The convergence of creatives at the fourth annual Ake Book and Arts Festival was not limited to lovers of literature alone. Amidst the conversation around books, Fati Abubakar’s images of Maiduguri from her project, Bits of Borno, took up room on the walls and shifted the conversation in the Southwest a little up North. The digital media project captures images of everyday life in Borno’s thriving capital and provides a respite from the sustained narrative of tragedy that has plagued her community for over three years.
“Most people think it’s a conflict zone, but for me it’s home,” says Abubakar about Maiduguri or Yerwa as she affectionately calls it on her Instagram page.
“People are bombarded with all these images of how they think it looks there, so I took it upon myself to show them how it actually looks and in the images they can see it’s not ugly all the time, there is some good.
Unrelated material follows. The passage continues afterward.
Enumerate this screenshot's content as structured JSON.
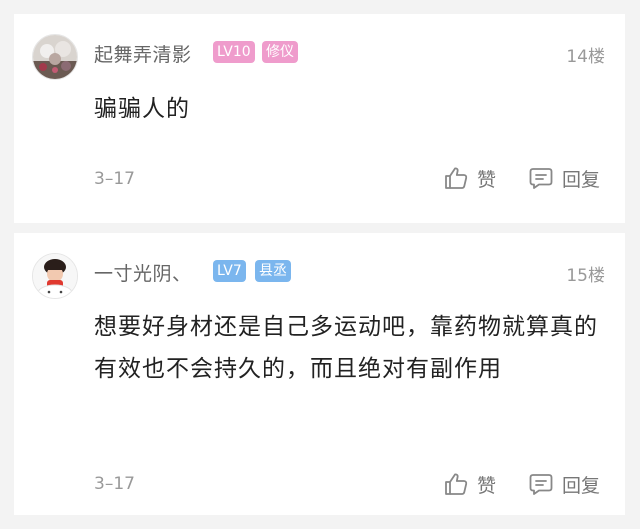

Constantly, it was just ‘oh there are Internally Displaced People, they’re suffering, they’re starving, and I really wanted people to see a different side.’
For Abubakar, the bigger picture might look something like a clique of five schoolgirls dressed in a blue and white checkered uniform, their heads cocked and smiles keen as Abubakar snaps a photo. In other cases, the bigger picture might not always exude joy. Underneath an image of a young girl outside a brothel, the girl’s father notes that there are no jobs for the Northerners who depended on a nomadic lifestyle for sustenance, which is why he has assumed the position of a bodyguard at the brothel.
“The Fulani who've lost their livestock are forced to find jobs in cities and towns around Northern Nigeria. The nomadic lifestyle has paused,” said the man to Abubakar.
Whether the bits of Borno Abubakar gathers are hopeful or not, they showcase a more nuanced depiction of what life is really like in Maiduguri.
“I usually ask them, “how is life in Borno state and that’s how you get the flow of the conversation. They tell you the good, the bad and the ugly,” says Abubakar.
Unlike traditional news images, Abubakar’s images center her subjects and not the instability in the state. Abubakar’s portraits reveal a kind of intimacy that can only come from a genuine interest in the subject.
“People are tired of not being able to tell someone else their problems,one year,” says Abubakar
“I really insist on engaging with the person first, you have to sit down and have a conversation with them. Engaging the person and gaining their trust is very important.”
Although the page officially reached its one-year milestone this year, her Instagram page alone has made a huge impact. With over 7,000 followers and counting, Abubakar herself has become a local celebrity in her hometown.
“People always want to put a face to something. So wherever I go, people recognize me and they’re happy about what I’m doing,” says Abubakar.
When asked about what she wants the Bits of Borno platform to achieve, Abubakar noted that she wants the platform to help change the narrative around internally displaced Nigerians and also act as a digital and ultimately physical testament of the people who survived Boko Haram.
“I want people to be able to humanize internally displaced people. When you tell their story, tell it in a dignified way and present them so beautifully that people will see beyond their circumstance,” says Abubakar.
“The resilience of these communities is what I want people to see.”